We found that people rated the ambivalent (vs. not ambivalent) types less positively. Overall, expressing ambivalence had social costs—not benefits.

This is troubling because it suggests there is a social disincentive against expressing nuanced opinions on political issues.

Still, there are nuances to the story.

Not Polarized Enough

Not everyone liked ambivalent types less than non-ambivalent types. It was mainly political in-group members—people who agreed with the target’s overall position on the issue (#2).

This could be for a few reasons. For example, people might think ambivalent in-group members are not committed to the group’s position. Or, they might suspect ambivalent in-group members are trying to “play both sides” or are otherwise confused or ignorant.

We see these kinds of dynamics in the real world when progressives accuse journalists of “both-sides-ing” and when Trump-supporters accuse moderate Republicans of being “RINOs.”

Taking nuanced stances on political issues is not the easiest path to popularity.

If You're Wrong, You're Wrong

We thought there might be benefits to expressing ambivalence when it comes to political out-group members, though, because ambivalence creates some common ground between people on opposite sides of the issue. This could balance things out for ambivalent people.
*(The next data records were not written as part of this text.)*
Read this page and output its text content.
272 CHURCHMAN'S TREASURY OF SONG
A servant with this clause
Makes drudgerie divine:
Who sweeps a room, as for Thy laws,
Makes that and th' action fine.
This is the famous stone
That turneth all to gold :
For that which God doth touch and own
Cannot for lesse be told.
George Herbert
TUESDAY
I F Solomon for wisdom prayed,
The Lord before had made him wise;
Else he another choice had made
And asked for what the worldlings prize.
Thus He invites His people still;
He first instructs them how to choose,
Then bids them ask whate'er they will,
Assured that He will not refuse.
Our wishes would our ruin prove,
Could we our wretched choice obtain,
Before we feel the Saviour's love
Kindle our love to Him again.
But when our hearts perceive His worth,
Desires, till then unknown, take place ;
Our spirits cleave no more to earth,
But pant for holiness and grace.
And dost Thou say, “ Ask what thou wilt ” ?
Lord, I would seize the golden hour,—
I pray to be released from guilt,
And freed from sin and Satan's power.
Even if ambivalence creates some tension with in-group members, expressing ambivalence might help people reach across the political aisle.
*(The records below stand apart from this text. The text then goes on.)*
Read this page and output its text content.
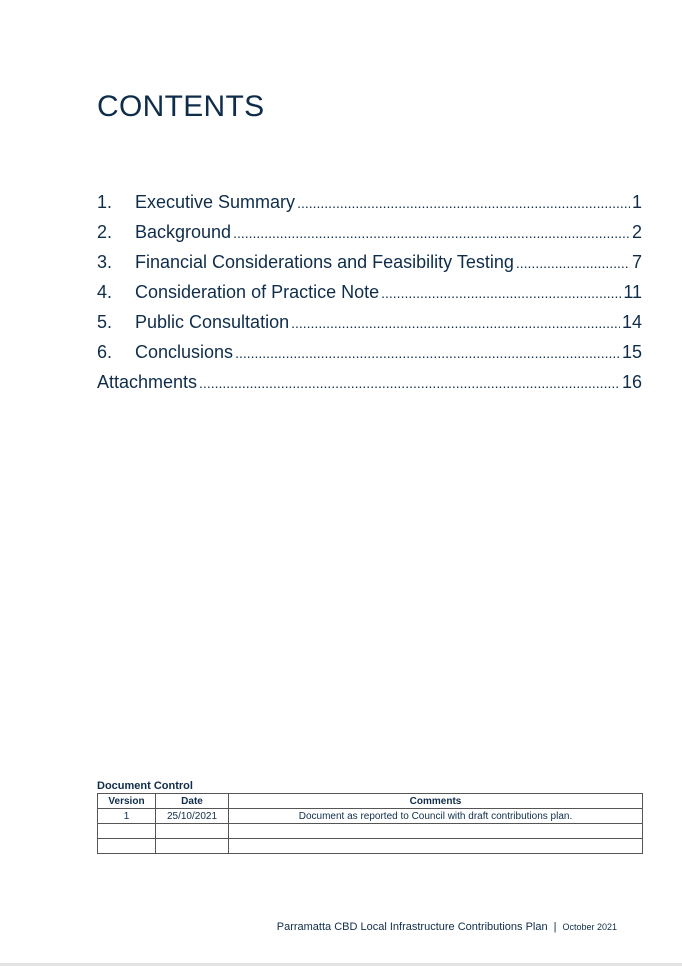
CONTENTS
1.	Executive Summary .....	1
2.	Background .....	2
3.	Financial Considerations and Feasibility Testing .....	7
4.	Consideration of Practice Note .....	11
5.	Public Consultation .....	14
6.	Conclusions .....	15
Attachments .....	16
Document Control
Version	Date	Comments
1	25/10/2021	Document as reported to Council with draft contributions plan.

Parramatta CBD Local Infrastructure Contributions Plan | October 2021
But in our research, there was little evidence to support this possibility. When the participants in our studies took positions on the opposite side of the issue, whether they were ambivalent did not affect how much people liked them.

So, there was not much benefit for out-group members to offset the costs for in-group members.
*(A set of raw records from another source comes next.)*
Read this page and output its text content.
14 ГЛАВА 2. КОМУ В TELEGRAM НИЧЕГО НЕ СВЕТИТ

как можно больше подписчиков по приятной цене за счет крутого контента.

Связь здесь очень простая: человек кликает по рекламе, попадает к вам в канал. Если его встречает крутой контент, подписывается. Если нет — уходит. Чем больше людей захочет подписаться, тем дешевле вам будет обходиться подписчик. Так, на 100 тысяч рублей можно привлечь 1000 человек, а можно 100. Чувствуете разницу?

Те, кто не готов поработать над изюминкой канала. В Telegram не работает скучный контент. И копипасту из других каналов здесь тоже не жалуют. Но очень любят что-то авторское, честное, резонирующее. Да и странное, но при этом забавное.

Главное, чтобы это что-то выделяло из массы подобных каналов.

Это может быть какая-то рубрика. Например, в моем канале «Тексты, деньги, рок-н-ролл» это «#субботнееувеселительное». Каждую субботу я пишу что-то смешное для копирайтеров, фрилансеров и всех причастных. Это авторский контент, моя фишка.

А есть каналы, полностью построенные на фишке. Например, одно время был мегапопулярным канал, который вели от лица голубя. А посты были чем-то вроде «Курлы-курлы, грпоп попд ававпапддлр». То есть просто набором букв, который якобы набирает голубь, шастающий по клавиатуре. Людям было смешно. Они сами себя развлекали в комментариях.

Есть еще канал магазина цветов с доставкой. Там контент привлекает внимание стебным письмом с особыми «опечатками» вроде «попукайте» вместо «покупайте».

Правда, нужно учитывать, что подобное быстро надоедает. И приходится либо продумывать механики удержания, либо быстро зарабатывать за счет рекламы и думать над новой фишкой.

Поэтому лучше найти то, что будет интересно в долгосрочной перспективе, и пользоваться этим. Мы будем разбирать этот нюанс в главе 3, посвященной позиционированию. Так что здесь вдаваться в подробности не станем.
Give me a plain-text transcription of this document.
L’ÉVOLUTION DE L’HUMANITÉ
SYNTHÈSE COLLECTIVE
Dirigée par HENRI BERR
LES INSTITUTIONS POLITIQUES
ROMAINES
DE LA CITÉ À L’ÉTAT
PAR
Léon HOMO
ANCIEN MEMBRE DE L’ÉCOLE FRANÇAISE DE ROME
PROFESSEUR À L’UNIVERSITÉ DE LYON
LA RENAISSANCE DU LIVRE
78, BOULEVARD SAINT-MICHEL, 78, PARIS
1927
The unpopularity of ambivalent opinions is not a law of nature. Our participants were American, but people from different cultural backgrounds might view ambivalence differently. Ambivalence might also be more popular when it is quite common or expected, which might be true for certain political topics. And, how people express their ambivalence could matter, such as whether it makes them passive or drives them to be politically engaged.

Some research suggests that one case where expressing ambivalence can be positive is when attempting to persuade people who are opposed to one’s view but have strong attitudes (e.g., are highly certain of their position, strongly identified with it).

On the other hand, our findings likely apply to a range of situations—perhaps even beyond politics. Ambivalence about sports rivals like the Bears and Packers might not go over well with die-hard Bears and Packers fans. Similarly for consumers loyal to products like iOS and Android. So, the results also seem relevant to marketing and consumer behavior.

Ultimately, by understanding the social incentives for and against expressing ambivalent opinions, we can find ways to foster more nuanced and constructive political discourse.


Siev, Joseph J., Aviva Philipp-Muller, Geoffrey R. O. Durso, and Duane T. Wegener (2024), Endorsing both sides, pleasing neither: Ambivalent individuals face unexpected social costs in political conflicts. Journal of Experimental Social Psychology, 114, 104631.